I'm sure there are more tips and techniques out there but this is a great place to start. Stay in Supported Savasana for as long as you like, encourage the mind to focus on the breath: the feeling of the breath in the body, where the breath is in the body, where can't the breath get to in the body, the feeling of the breath entering and leaving the nostrils or the feeling of the breath bellowing the belly and the belly falling back into the body on each inhale and exhale. Let the mind settle into breath awareness as the body settles into stillness.


Read more about Savasana here.

Monday, November 9, 2009

Supported Wide-Angle Fold ~ Upavistha Konasana

Enjoy Supported Wide-Angle Forward Fold

Wide leg forward fold can be done from a standing position or seated. Generally for my Restorative class we are seated and have multiple props to support this sometimes difficult opening.

Setting up for the pose:
Gather a number of different props: a chair, or a couple of blocks, or a few pillows/bolster, also, either a blanket for sitting on or else a wedge.

Coming into the pose:
Sit in front of a chair, block or bolsters with your legs open wide (about 90 degrees). Support your low back by sitting on a wedge or a folded blanket. Toes draw back toward the body and knee caps point toward the ceiling. Reach out through your heels. Hinge forward at the hip crease, walking your hands out and resting your forehead on the block, bolster or chair.
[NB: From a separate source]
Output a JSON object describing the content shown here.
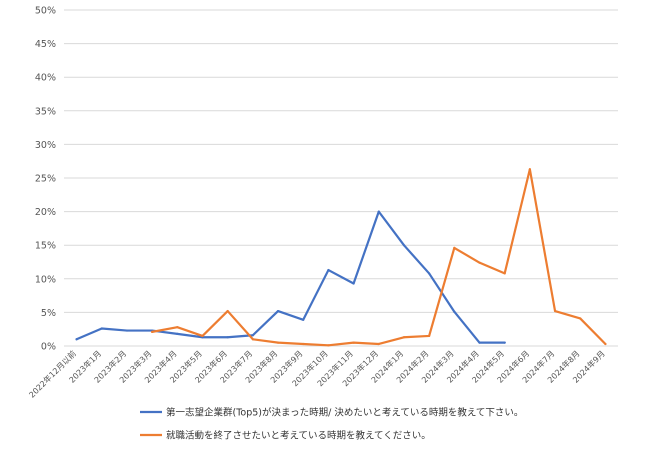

If you are using a chair or bolster pile you can place your arms on the chair’s seat, hinge forward at the hip crease and rest your head on your forearms, keeping length in your spine.

While in the pose:
Keep breathing, keep observing the pose in your body, allow the body to open at its own rate. Commit to the stillness but do allow yourself to adjust your props and your body as you settle deeper in.

Coming out of the pose:
To come up, bring the hand to the floor to support the torso, inhale and hinge or roll back up from the hips, protecting the spine.


Monday, November 2, 2009

Legs on a Chair

Enjoy Diaphragmatic Breathing with Legs on a Chair Pose

OK - Legs on a Chair sounds silly, I know. But it is actually quite delicious and easy to do. Plus you can do it at work, home, or on the road. All you need is yourself, the floor and a chair, couch, or some other raised surface.

Setting up without additional props:
Sit down in front of a chair or couch with the seat of the chair/couch towards you. Sit with one hip facing your prop. As you start to lay back, you must also swing your legs up and your body around so your bottom is towards the chair. When you are turned tail to the chair, settle your legs onto the chair's seat, making sure they are completely supported from the backs of the knees down to the feet.

Setting up with additional props:
Start the same as above but add a small lumbar support, an eye pillow and sandbag (or big bag of rice) to lay over your stomach and lower ribs.

Settling in:
Lay here as long as you are comfortable. Close your eyes, give your mind the job of watching your breath, and commit to the stillness.

Coming out of the pose:
Bring awareness back to the body, remove the eye pillow, remove the sandbag, draw the legs into the body and roll to one side. Linger here for a few breaths then slowly push up on your side.

This is a great short break at the office, you can practice it in a hotel room if you are travelling, or any other time you want.